Woke up early this morning. I summoned up my courage--and went to the 8 am traditional "Common Prayer/Communion" service at St. Savior's Anglican Church. There were maybe 20 or so seniors, me, and one guy maybe in his thirties or forties.
They used the traditional book of Common Prayer, plus a hymn book, plus a bulletin with today's scripture readings and collect. I recognized many of the prayers, the Nicene Creed, the responses, and the Communion order of service, and was even able to repeat some parts quite accurately, even though it has been a long time since I attended Anglican services.
I enjoyed the hymns instead of just "worship choruses." I enjoyed the prayers.
But when it came time for communion, tears were trickling down my cheeks, though I didn't go up for communion. It was like a great dam in my heart was springing a leak. The tears were coming down before I even "felt" anything . . . except that in some very deep and profound way, I was "home."

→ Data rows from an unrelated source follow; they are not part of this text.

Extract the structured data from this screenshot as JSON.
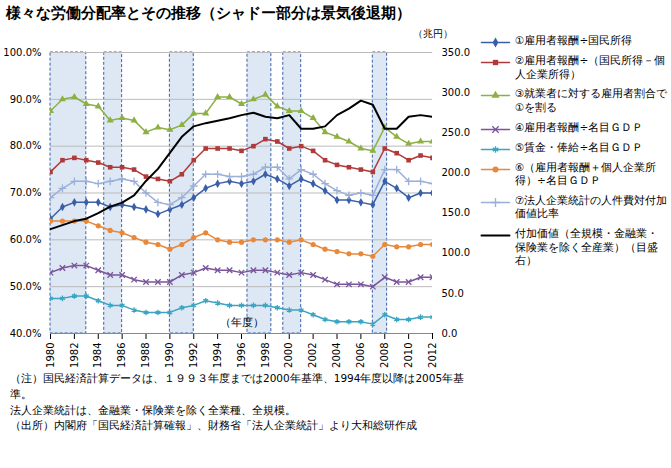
{
  "chart_data": {
    "type": "line",
    "title": "様々な労働分配率とその推移（シャドー部分は景気後退期）",
    "x_label": "（年度）",
    "y2_label": "（兆円）",
    "x": [
      1980,
      1981,
      1982,
      1983,
      1984,
      1985,
      1986,
      1987,
      1988,
      1989,
      1990,
      1991,
      1992,
      1993,
      1994,
      1995,
      1996,
      1997,
      1998,
      1999,
      2000,
      2001,
      2002,
      2003,
      2004,
      2005,
      2006,
      2007,
      2008,
      2009,
      2010,
      2011,
      2012
    ],
    "xlim": [
      1980,
      2012
    ],
    "xticks": [
      1980,
      1982,
      1984,
      1986,
      1988,
      1990,
      1992,
      1994,
      1996,
      1998,
      2000,
      2002,
      2004,
      2006,
      2008,
      2010,
      2012
    ],
    "ylim": [
      40,
      100
    ],
    "yticks": [
      {
        "value": 40,
        "label": "40.0%"
      },
      {
        "value": 50,
        "label": "50.0%"
      },
      {
        "value": 60,
        "label": "60.0%"
      },
      {
        "value": 70,
        "label": "70.0%"
      },
      {
        "value": 80,
        "label": "80.0%"
      },
      {
        "value": 90,
        "label": "90.0%"
      },
      {
        "value": 100,
        "label": "100.0%"
      }
    ],
    "y2lim": [
      0,
      350
    ],
    "y2ticks": [
      {
        "value": 0,
        "label": "0.0"
      },
      {
        "value": 50,
        "label": "50.0"
      },
      {
        "value": 100,
        "label": "100.0"
      },
      {
        "value": 150,
        "label": "150.0"
      },
      {
        "value": 200,
        "label": "200.0"
      },
      {
        "value": 250,
        "label": "250.0"
      },
      {
        "value": 300,
        "label": "300.0"
      },
      {
        "value": 350,
        "label": "350.0"
      }
    ],
    "grid": true,
    "shaded_periods": [
      [
        1980,
        1983
      ],
      [
        1984.5,
        1986
      ],
      [
        1990,
        1992
      ],
      [
        1996.5,
        1998.5
      ],
      [
        1999.5,
        2001
      ],
      [
        2007,
        2008.2
      ]
    ],
    "series": [
      {
        "name": "①雇用者報酬÷国民所得",
        "color": "#3a5fa8",
        "marker": "diamond",
        "values": [
          64.5,
          67,
          68,
          68,
          68,
          67,
          67.5,
          67,
          66.5,
          65.5,
          66.5,
          67.5,
          69,
          71,
          72,
          72.5,
          72,
          72.5,
          74,
          73,
          71.5,
          73,
          72,
          70.5,
          68.5,
          68.5,
          68,
          67.5,
          72.5,
          71,
          69,
          70,
          70
        ]
      },
      {
        "name": "②雇用者報酬÷（国民所得－個人企業所得）",
        "color": "#b03a3a",
        "marker": "square",
        "values": [
          74.5,
          77,
          77.5,
          77,
          76.5,
          75.5,
          75.5,
          75,
          73.5,
          73,
          72.5,
          74,
          77,
          79.5,
          79.5,
          79.5,
          79,
          80,
          81.5,
          81,
          79.5,
          80,
          79,
          77,
          76,
          75.5,
          75,
          74.5,
          79.5,
          78.5,
          77,
          78,
          77.5
        ]
      },
      {
        "name": "③就業者に対する雇用者割合で①を割る",
        "color": "#8db043",
        "marker": "triangle",
        "values": [
          87.5,
          90,
          90.5,
          89,
          88.5,
          85.5,
          86,
          85.5,
          83,
          84,
          83.5,
          84.5,
          87,
          87,
          90.5,
          90.5,
          89,
          90,
          91,
          88.5,
          87.5,
          87.5,
          86,
          83,
          82,
          81,
          79.5,
          79,
          84,
          82,
          80.5,
          81,
          81
        ]
      },
      {
        "name": "④雇用者報酬÷名目ＧＤＰ",
        "color": "#7a559b",
        "marker": "times",
        "values": [
          53,
          54,
          54.5,
          54.5,
          53.5,
          52.5,
          52.5,
          51.5,
          51,
          51,
          51,
          52.5,
          53,
          54,
          53.5,
          53.5,
          53,
          53.5,
          53.5,
          53,
          52.5,
          53,
          52.5,
          51.5,
          50.5,
          50.5,
          50.5,
          50,
          52,
          51,
          51,
          52,
          52
        ]
      },
      {
        "name": "⑤賃金・俸給÷名目ＧＤＰ",
        "color": "#3aa5c2",
        "marker": "asterisk",
        "values": [
          47.5,
          47.5,
          48,
          48,
          47,
          46,
          46,
          45,
          44.5,
          44.5,
          44.5,
          45.5,
          46,
          47,
          46.5,
          46,
          46,
          46,
          46,
          45.5,
          45,
          45,
          44,
          43,
          42.5,
          42.5,
          42.5,
          42,
          44,
          43,
          43,
          43.5,
          43.5
        ]
      },
      {
        "name": "⑥（雇用者報酬＋個人企業所得）÷名目ＧＤＰ",
        "color": "#e8883a",
        "marker": "circle",
        "values": [
          64,
          64,
          64,
          64,
          63,
          62,
          61.5,
          60.5,
          59.5,
          59,
          58,
          59,
          60.5,
          61.5,
          60,
          59.5,
          59.5,
          60,
          60,
          60,
          59.5,
          60,
          59,
          58,
          57.5,
          57,
          57,
          56.5,
          59,
          58.5,
          58.5,
          59,
          59
        ]
      },
      {
        "name": "⑦法人企業統計の人件費対付加価値比率",
        "color": "#9ab0d8",
        "marker": "plus",
        "values": [
          69,
          71,
          72.5,
          72.5,
          72,
          72.5,
          73,
          72.5,
          70,
          68,
          67.5,
          69,
          71.5,
          74,
          74,
          73.5,
          73.5,
          74,
          75.5,
          75.5,
          73,
          75,
          74,
          72,
          70.5,
          69.5,
          70,
          69.5,
          75,
          75,
          72.5,
          72.5,
          72
        ]
      },
      {
        "name": "付加価値（全規模・金融業・保険業を除く全産業）（目盛右）",
        "color": "#000000",
        "marker": "none",
        "axis": "y2",
        "values": [
          130,
          135,
          140,
          143,
          150,
          158,
          163,
          172,
          190,
          205,
          225,
          245,
          258,
          262,
          265,
          268,
          272,
          275,
          270,
          268,
          272,
          255,
          255,
          258,
          272,
          280,
          290,
          285,
          255,
          255,
          270,
          272,
          270
        ]
      }
    ],
    "notes": [
      "（注）国民経済計算データは、１９９３年度までは2000年基準、1994年度以降は2005年基準。",
      "法人企業統計は、金融業・保険業を除く全業種、全規模。",
      "（出所）内閣府「国民経済計算確報」、財務省「法人企業統計」より大和総研作成"
    ]
  }
}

I wonder . . . I remember loving the Anglican service in Keremeos ... and Old Massett . . . and Masset . . . and and in those places too, I felt at home. I wonder if it might have some relationship to my earliest memories when my parents went to the Anglican Church in Masset (and sometimes Old Massett) when I was very small. I remember Mom said they often had to get a baby-sitter because young children were frowned upon in the Masset church (too noisy). But still, I must have been there sometimes. Maybe it's "home" like the town of Masset was "home" when I went back as an adult after being gone for 22 years. Maybe those early years really do have a really profound imprint.
Yet I have, at the same time (and always have had) this slightly "guilty" feeling -- judged feeling -- for going to a "liberal" church, where, supposedly, it's all "social gospel" and "ritual" and way too much "liturgy" and "tradition." That, too, was implanted in me from my earliest years, as letters between my parents and grandparents in those times show. It was such a big deal then, the differences between denominations. So sad . . .
Yet, in actually attending Anglican services over the years (at first because it was the only choice in a small town, but soon enough because I found I loved it), I have found only "home" and "family" and yes, tradition, deep roots that stretch through time and history and around the globe--a true sense of "the church universal" . . . and a lack of judgment . . .
I told my husband that I felt this morning that the people (and the service, and the atmosphere) were, well, gentle. I felt like a little child wrapped in a soft blanket and held close in my mother's or father's or grandfather's arms/lap.
Why did I not take communion? Scared. Afraid of getting drawn in, perhaps (I'd truly rather go there than to "evangelical churches" or even to the small house church Sunday gathering I've been attending. Though I wouldn't mind both the Sunday gathering and the Anglican service. I think I'd really feel like I'd been both fed, and had Sabbath rest! I don't expect they'd mind, either.
I also felt . . . yes, the load of my sin (we avoid that in "evangelicalism." We talk about the glory of the cross, about its victory, about its forgiveness, but when we don't really speak what we have been rescued from, then where is the glory, I wonder?)
And I felt the sense of awe and wonder . . . of the majesty of God, I suppose . . . and the fullness of God. I feel like so many Christians ("evangelicals," the ones who feel so smugly superior to the "liberal social gospel types," who, yes, feel the "liberals" really aren't Christians at all), well I feel like their God, all loving and personal and Fatherly and "intimate" . . . that their view of Him is really awfully shallow. I miss the "deep, slow moving river" I find in the Anglican liturgy; even if it is not nearly as "exciting" as the "springs of living water" that some churches constantly celebrate.